Green Party candidate, Jo Crain, and Independent party candidate, Craig O'Dear, feel their fight for a Senate seat is just as important as their leading competitors, Claire McCaskill and Josh Hawley.

Crain is a grandmother and activist. She says a lack of vision from current political leaders has motivated her to run for office. One of her main concerns focuses on students.

"The student loan debts are one of those things where the well to do are pushing down the cost of governance onto the poorer folks. And what happens is that your student loan interest rate is higher than the regular interest rate, so the governments making money off of you. That's appalling," Crain said.

O'Dear is a father and lawyer. He believes the Senate and politics, in general, are broken. One of his main issues is on health care.

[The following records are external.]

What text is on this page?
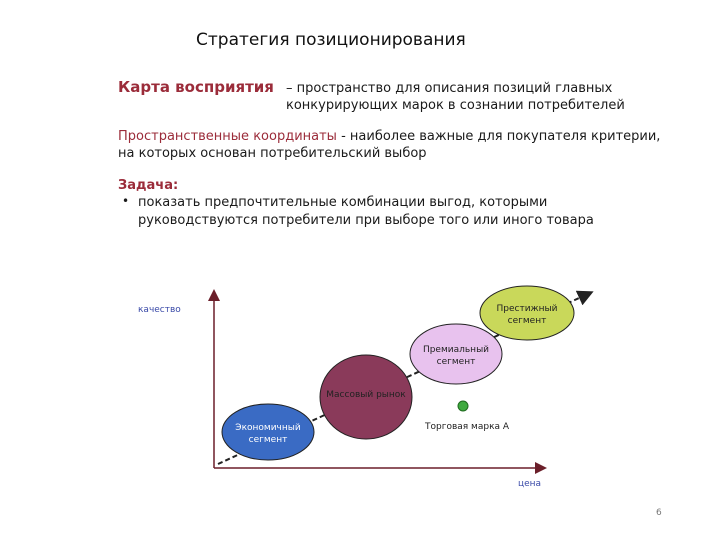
Стратегия позиционирования
Карта восприятия – пространство для описания позиций главных конкурирующих марок в сознании потребителей
Пространственные координаты - наиболее важные для покупателя критерии, на которых основан потребительский выбор
Задача:
• показать предпочтительные комбинации выгод, которыми руководствуются потребители при выборе того или иного товара
качество
цена
Экономичный
сегмент
Массовый рынок
Премиальный
сегмент
Престижный
сегмент
Торговая марка А
6
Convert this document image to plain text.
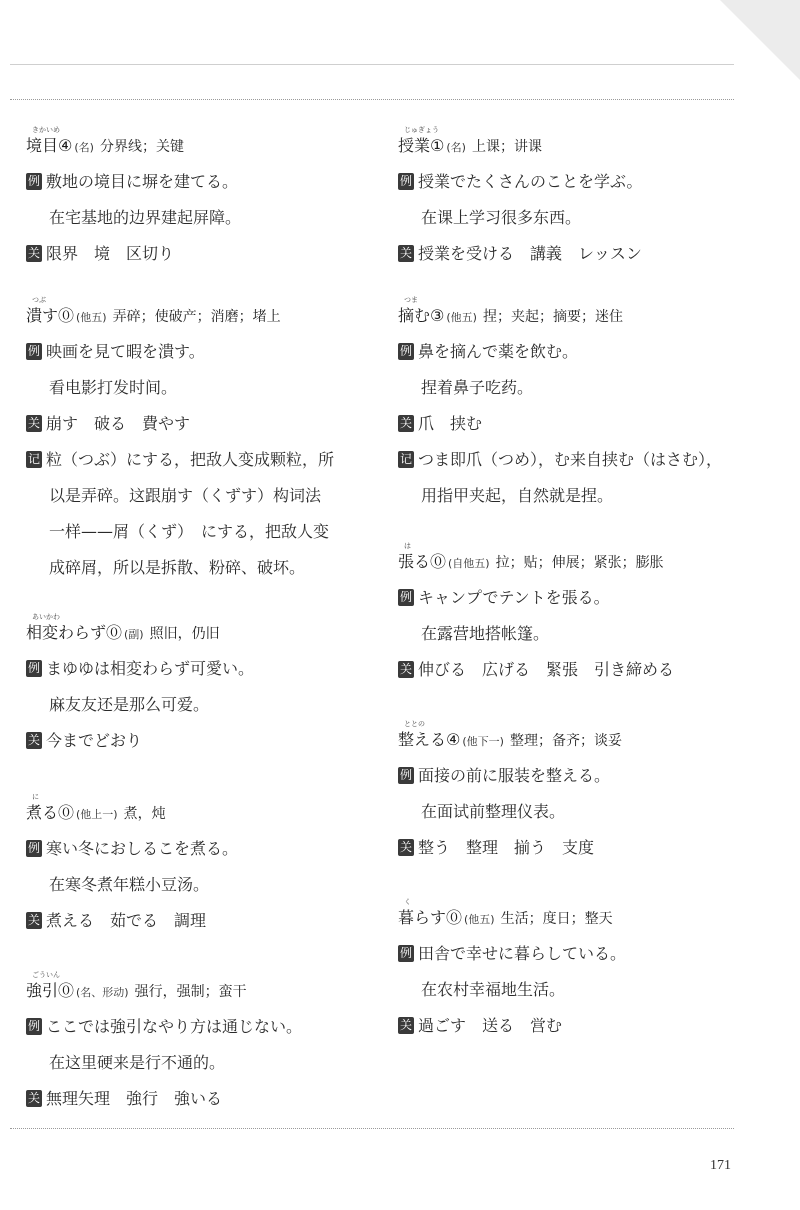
きかいめ
境目④ (名) 分界线；关键
例 敷地の境目に塀を建てる。
在宅基地的边界建起屏障。
关 限界　境　区切り
つぶ
潰す⓪ (他五) 弄碎；使破产；消磨；堵上
例 映画を見て暇を潰す。
看电影打发时间。
关 崩す　破る　費やす
记 粒（つぶ）にする，把敌人变成颗粒，所
以是弄碎。这跟崩す（くずす）构词法
一样——屑（くず）　にする，把敌人变
成碎屑，所以是拆散、粉碎、破坏。
あいかわ
相変わらず⓪ (副) 照旧，仍旧
例 まゆゆは相変わらず可愛い。
麻友友还是那么可爱。
关 今までどおり
に
煮る⓪ (他上一) 煮，炖
例 寒い冬におしるこを煮る。
在寒冬煮年糕小豆汤。
关 煮える　茹でる　調理
ごういん
強引⓪ (名、形动) 强行，强制；蛮干
例 ここでは強引なやり方は通じない。
在这里硬来是行不通的。
关 無理矢理　強行　強いる
じゅぎょう
授業① (名) 上课；讲课
例 授業でたくさんのことを学ぶ。
在课上学习很多东西。
关 授業を受ける　講義　レッスン
つま
摘む③ (他五) 捏；夹起；摘要；迷住
例 鼻を摘んで薬を飲む。
捏着鼻子吃药。
关 爪　挟む
记 つま即爪（つめ），む来自挟む（はさむ），
用指甲夹起，自然就是捏。
は
張る⓪ (自他五) 拉；贴；伸展；紧张；膨胀
例 キャンプでテントを張る。
在露营地搭帐篷。
关 伸びる　広げる　緊張　引き締める
ととの
整える④ (他下一) 整理；备齐；谈妥
例 面接の前に服装を整える。
在面试前整理仪表。
关 整う　整理　揃う　支度
く
暮らす⓪ (他五) 生活；度日；整天
例 田舎で幸せに暮らしている。
在农村幸福地生活。
关 過ごす　送る　営む
171
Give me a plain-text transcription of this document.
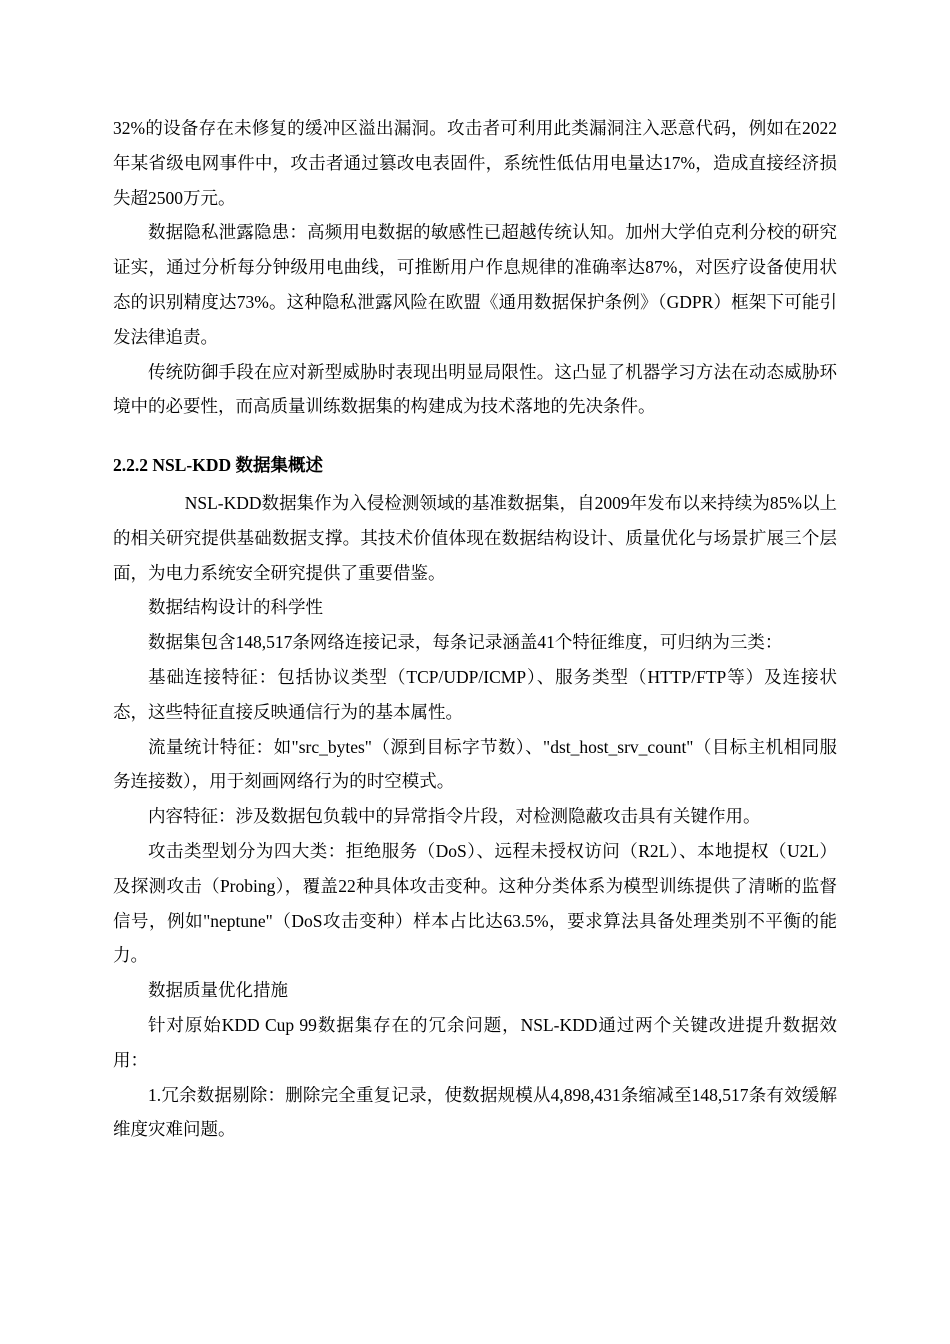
32%的设备存在未修复的缓冲区溢出漏洞。攻击者可利用此类漏洞注入恶意代码，例如在2022年某省级电网事件中，攻击者通过篡改电表固件，系统性低估用电量达17%，造成直接经济损失超2500万元。

数据隐私泄露隐患：高频用电数据的敏感性已超越传统认知。加州大学伯克利分校的研究证实，通过分析每分钟级用电曲线，可推断用户作息规律的准确率达87%，对医疗设备使用状态的识别精度达73%。这种隐私泄露风险在欧盟《通用数据保护条例》（GDPR）框架下可能引发法律追责。

传统防御手段在应对新型威胁时表现出明显局限性。这凸显了机器学习方法在动态威胁环境中的必要性，而高质量训练数据集的构建成为技术落地的先决条件。

2.2.2 NSL-KDD 数据集概述

NSL-KDD数据集作为入侵检测领域的基准数据集，自2009年发布以来持续为85%以上的相关研究提供基础数据支撑。其技术价值体现在数据结构设计、质量优化与场景扩展三个层面，为电力系统安全研究提供了重要借鉴。

数据结构设计的科学性

数据集包含148,517条网络连接记录，每条记录涵盖41个特征维度，可归纳为三类：

基础连接特征：包括协议类型（TCP/UDP/ICMP）、服务类型（HTTP/FTP等）及连接状态，这些特征直接反映通信行为的基本属性。

流量统计特征：如"src_bytes"（源到目标字节数）、"dst_host_srv_count"（目标主机相同服务连接数），用于刻画网络行为的时空模式。

内容特征：涉及数据包负载中的异常指令片段，对检测隐蔽攻击具有关键作用。

攻击类型划分为四大类：拒绝服务（DoS）、远程未授权访问（R2L）、本地提权（U2L）及探测攻击（Probing），覆盖22种具体攻击变种。这种分类体系为模型训练提供了清晰的监督信号，例如"neptune"（DoS攻击变种）样本占比达63.5%，要求算法具备处理类别不平衡的能力。

数据质量优化措施

针对原始KDD Cup 99数据集存在的冗余问题，NSL-KDD通过两个关键改进提升数据效用：

1.冗余数据剔除：删除完全重复记录，使数据规模从4,898,431条缩减至148,517条有效缓解维度灾难问题。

"Our problem with health care is that we pay, we're really a mostly, for the most part, a cost-plus system. And we pay for treatments, we pay for procedures, you know we pay for touches, and that's a price plus costing system. It's very expensive," O'Dear said.

Crain also worries about climate change.

"We're looking at California burning, a few years ago it was Texas burning. And our congressional folks are corporate owned so they're not gonna do anything about climate change as long as they're dialing for dollars," Crain said.

O'Dear, who grew up on a farm, is concerned about what he calls the "inequality of economic opportunity."

"We have some areas in this state principle the bigger metropolitan areas that are that are thriving and we have a lot rural areas and smaller towns and some of the inner city areas that have been left behind," O'Dear said.

Both candidates have clear goals on what they hope to improve in Missouri, but history tells us it's rare for a third party candidate to win the seat.

In Missouri's 2016 General Election for US Senate, the highest third party votes went to a Libertarian candidate, who received two percent of the votes. Next was the Green party candidate who received one percent.

Peverill Squire, an MU Political Science professor, explains why these candidates run, even though the odds are against them.

"Well, it does give them a platform. It does give them an opportunity to gain some attention. On whatever set of issues it is they want to promote. And so for them, it may not be a completely wasted effort even if they know the chances to win is pretty slim," Squire said.

Squire said in some situations a third party could win.

"It's a very difficult route, almost all elected officials in this country are either Republicans or Democrats but there is always some chance under a certain set of circumstances that a minor or third party candidate can break through,"

Japheth Campbell is the Libertarian party candidate running. He did not respond to our requests for an interview.